Bugün Son Gün Olsaydı
Merhaba sevgili okurum,
“Bugün son günüm olsaydı” sorusu, aslında insanın varoluşuna yönelttiği en derin sorulardan biridir. Çünkü ölümü düşünmek, yaşamın anlamını sorgular
Bugün son günüm olsaydı, sahip olduklarımı değil, gerçekten anlamlı bulduklarımı düşünürdüm. Weber’in dediği gibi, modern insan giderek “etkin” ama “anlamsız” bir hayat sürüyor. Sürekli meşgulüz ama çoğu zaman neden meşgul olduğumuzu bilmiyoruz.
Son gün fikri, insana neyin önemli olduğunu gösterir. Kırgınlıkların, rekabetin, gösterişin aslında ne kadar küçük kaldığını fark ederiz. Durkheim’ın da belirttiği gibi, insanın kendisiyle kurduğu bağ, toplumsal bağlardan daha derin bir bütünlük oluşturur.

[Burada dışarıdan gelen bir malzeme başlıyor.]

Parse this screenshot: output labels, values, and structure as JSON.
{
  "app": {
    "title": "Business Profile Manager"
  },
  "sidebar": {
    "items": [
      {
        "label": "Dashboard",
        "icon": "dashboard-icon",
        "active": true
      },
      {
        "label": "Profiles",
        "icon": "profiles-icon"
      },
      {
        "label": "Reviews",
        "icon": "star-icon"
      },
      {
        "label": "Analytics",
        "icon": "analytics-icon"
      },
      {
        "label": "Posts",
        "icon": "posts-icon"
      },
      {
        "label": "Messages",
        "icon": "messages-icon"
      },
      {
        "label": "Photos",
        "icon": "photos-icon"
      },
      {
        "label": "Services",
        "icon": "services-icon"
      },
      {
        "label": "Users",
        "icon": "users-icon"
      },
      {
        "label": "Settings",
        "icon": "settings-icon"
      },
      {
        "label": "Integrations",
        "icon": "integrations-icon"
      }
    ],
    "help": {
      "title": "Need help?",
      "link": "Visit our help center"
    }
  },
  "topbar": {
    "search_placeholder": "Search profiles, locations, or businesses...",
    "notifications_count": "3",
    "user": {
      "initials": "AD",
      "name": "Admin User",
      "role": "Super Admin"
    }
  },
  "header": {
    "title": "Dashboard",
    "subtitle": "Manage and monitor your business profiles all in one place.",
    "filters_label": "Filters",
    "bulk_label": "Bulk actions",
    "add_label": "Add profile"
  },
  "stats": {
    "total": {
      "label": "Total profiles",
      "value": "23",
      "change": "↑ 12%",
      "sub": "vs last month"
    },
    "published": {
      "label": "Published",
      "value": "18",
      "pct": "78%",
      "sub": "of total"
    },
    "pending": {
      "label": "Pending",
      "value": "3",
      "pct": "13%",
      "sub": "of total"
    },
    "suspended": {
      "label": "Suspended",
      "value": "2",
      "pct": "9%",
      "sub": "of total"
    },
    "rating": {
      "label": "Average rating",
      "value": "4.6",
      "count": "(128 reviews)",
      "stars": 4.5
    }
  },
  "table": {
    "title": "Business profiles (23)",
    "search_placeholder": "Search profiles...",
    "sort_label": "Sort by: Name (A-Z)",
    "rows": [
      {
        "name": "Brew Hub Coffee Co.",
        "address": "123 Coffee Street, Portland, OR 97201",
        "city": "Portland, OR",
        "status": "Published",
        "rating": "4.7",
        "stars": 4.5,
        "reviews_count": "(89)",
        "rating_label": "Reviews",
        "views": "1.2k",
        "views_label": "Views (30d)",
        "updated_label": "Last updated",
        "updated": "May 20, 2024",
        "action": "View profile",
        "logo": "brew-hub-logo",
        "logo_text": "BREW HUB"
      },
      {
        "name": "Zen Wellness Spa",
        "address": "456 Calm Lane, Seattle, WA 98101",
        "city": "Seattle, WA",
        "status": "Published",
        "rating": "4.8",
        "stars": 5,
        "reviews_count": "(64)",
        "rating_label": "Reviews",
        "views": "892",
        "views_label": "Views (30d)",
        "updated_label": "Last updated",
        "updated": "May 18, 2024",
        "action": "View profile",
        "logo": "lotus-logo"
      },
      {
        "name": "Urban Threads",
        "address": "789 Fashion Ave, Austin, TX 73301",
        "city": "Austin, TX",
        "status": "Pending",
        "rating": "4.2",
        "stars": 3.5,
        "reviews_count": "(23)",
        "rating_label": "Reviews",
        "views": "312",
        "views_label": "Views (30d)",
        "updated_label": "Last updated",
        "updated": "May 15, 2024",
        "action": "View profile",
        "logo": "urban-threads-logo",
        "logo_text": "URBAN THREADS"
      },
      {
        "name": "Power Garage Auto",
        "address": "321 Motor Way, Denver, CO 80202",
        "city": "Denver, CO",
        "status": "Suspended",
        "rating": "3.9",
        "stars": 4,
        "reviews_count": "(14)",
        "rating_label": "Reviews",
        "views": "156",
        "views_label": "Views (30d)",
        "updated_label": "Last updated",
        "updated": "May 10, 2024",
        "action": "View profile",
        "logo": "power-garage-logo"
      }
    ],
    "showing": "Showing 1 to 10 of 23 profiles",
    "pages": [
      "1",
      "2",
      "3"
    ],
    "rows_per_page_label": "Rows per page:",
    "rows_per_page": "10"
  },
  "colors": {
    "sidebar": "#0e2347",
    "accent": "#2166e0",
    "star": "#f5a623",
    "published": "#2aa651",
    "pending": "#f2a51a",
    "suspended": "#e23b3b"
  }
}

Bugün son günüm olsaydı, yaşamımın gerçekten “ben” dediğim kişiyle uyumlu olup olmadığını sorgulardım. Çünkü anlam, zamanın uzunluğunda değil, farkındalığın derinliğindedir. Viktor Frankl’ın dediği gibi, “İnsanı hayatta tutan şey, yaşama yüklediği anlamdır.”
Belki de önemli olan, ölümün ne zaman geleceğini bilmek değil; her günü son günmüş gibi, bilinçle ve şükranla yaşayabilmektir. Çünkü ölüm bilinci, aslında yaşamı daha değerli kılar.